{{< include _include_d3.qmd >}}

In [None]:
#| eval: true
#| echo: false
#| output: false

import pandas as pd
df = pd.read_csv('/home/sol-nhl/rnd/d/cca-cce/csv/iris.tsv', sep='\t')

## Frequency diagrams

The frequency diagram, or histogram, visually represents the distribution of the "sepal_length" variable from the `df` DataFrame. In the example, we used Seaborn's `histplot` function to plot the diagram with 20 bins. The kernel density estimation (KDE) curve is also overlaid on the histogram to give a smoother representation of the data distribution. The x-axis represents the range of "sepal_length" values, while the y-axis shows the frequency of occurrences for each bin.

Here's the code snippet to generate the frequency diagram:

In [None]:
#| eval: true
#| echo: true
#| output: true

import seaborn as sns
import matplotlib.pyplot as plt

# Create a frequency diagram for 'sepal_length'
sns.histplot(df['sepal_length'], bins=20, kde=True)

# Add labels and title
plt.xlabel('Sepal Length')
plt.ylabel('Frequency')
plt.title('Frequency Diagram of Sepal Length')

# Show the plot
plt.show()

This visualization allows you to quickly grasp the shape, center, and spread of the "sepal_length" data.

## Bar plots

Bar plots are useful for displaying the relationship between a categorical variable and a numerical variable. In the example, we use Seaborn's `barplot` function to visualize the average "sepal_length" for each species in the `df` DataFrame. The x-axis represents the different species, and the y-axis shows the average "sepal_length" for each. 

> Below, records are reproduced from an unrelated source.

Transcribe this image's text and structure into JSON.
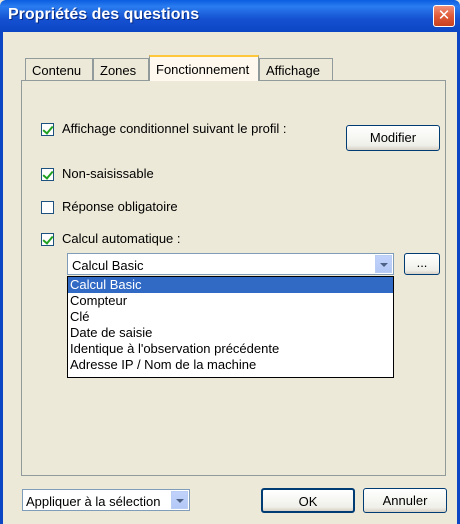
{
  "window": {
    "title": "Propriétés des questions",
    "close_glyph": "✕"
  },
  "tabs": [
    {
      "label": "Contenu",
      "active": false
    },
    {
      "label": "Zones",
      "active": false
    },
    {
      "label": "Fonctionnement",
      "active": true
    },
    {
      "label": "Affichage",
      "active": false
    }
  ],
  "page": {
    "conditional": {
      "label": "Affichage conditionnel suivant le profil :",
      "checked": true
    },
    "modify_button": "Modifier",
    "read_only": {
      "label": "Non-saisissable",
      "checked": true
    },
    "required": {
      "label": "Réponse obligatoire",
      "checked": false
    },
    "auto_calc": {
      "label": "Calcul automatique :",
      "checked": true
    },
    "calc_combo": {
      "value": "Calcul Basic"
    },
    "ellipsis_button": "...",
    "calc_options": [
      "Calcul Basic",
      "Compteur",
      "Clé",
      "Date de saisie",
      "Identique à l'observation précédente",
      "Adresse IP / Nom de la machine"
    ],
    "calc_selected_index": 0
  },
  "footer": {
    "apply_combo": "Appliquer à la sélection",
    "ok_button": "OK",
    "cancel_button": "Annuler"
  },
  "colors": {
    "titlebar": "#0b47c4",
    "dialog_bg": "#ece9d8",
    "selection": "#316ac5",
    "check": "#21a121",
    "close": "#e05a38"
  }
}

Here's the code snippet to generate the bar plot:

In [None]:
#| eval: true
#| echo: true
#| output: true

import seaborn as sns
import matplotlib.pyplot as plt

# Create a barplot for the 'species' column showing the average 'sepal_length'
sns.barplot(x='species', y='sepal_length', data=df, ci=None)

# Add labels and title
plt.xlabel('Species')
plt.ylabel('Average Sepal Length')
plt.title('Average Sepal Length by Species')

# Show the plot
plt.show()

In this case, the `ci=None` parameter removes the confidence interval bars, focusing solely on the mean values. The plot provides a quick way to compare the average "sepal_length" across different species.

## Scatter plots

Scatter plots are excellent tools for visualizing relationships between two numerical variables. In the given example, we use Seaborn's `scatterplot` function to create a scatter plot of "sepal_length" against "sepal_width" from the `df` DataFrame. The points are colored based on the "species" category, providing an additional layer of information. 

Here's the code snippet to generate the scatter plot:

In [None]:
#| eval: true
#| echo: true
#| output: true

import seaborn as sns
import matplotlib.pyplot as plt

# Create a scatter plot for 'sepal_length' and 'sepal_width' colored by 'species'
sns.scatterplot(x='sepal_length', y='sepal_width', hue='species', data=df)

# Add labels and title
plt.xlabel('Sepal Length')
plt.ylabel('Sepal Width')
plt.title('Scatter Plot of Sepal Dimensions by Species')

# Show the plot
plt.show()

This scatter plot allows you to identify patterns or relationships between "sepal_length" and "sepal_width" while also considering the species. It's a powerful way to explore multidimensional data.

## Heatmaps

Heatmaps are excellent tools for visualizing complex relationships between numerical variables. In Python, the Seaborn library provides an easy-to-use `heatmap` function for this purpose. For instance, you can create a heatmap of the correlation matrix of numerical features in the `df` DataFrame. The color gradients in the heatmap represent the strength and direction of correlation, making it easier to identify highly or weakly correlated variables.

Here's an inline code example to generate the heatmap:

In [None]:
#| eval: true
#| echo: true
#| output: true

import seaborn as sns
import matplotlib.pyplot as plt

# Drop the 'species' column to only keep numerical columns
numerical_df = df.drop('species', axis=1)

# Calculate the correlation matrix for the numerical columns
correlation_matrix = numerical_df.corr()

# Create a heatmap to visualize the correlation matrix
sns.heatmap(correlation_matrix, annot=True, cmap='coolwarm')

# Add title
plt.title('Heatmap of Feature Correlations')

# Show the plot
plt.show()

This heatmap makes it easier to understand the relationships between different numerical features, aiding in feature selection and further data analysis.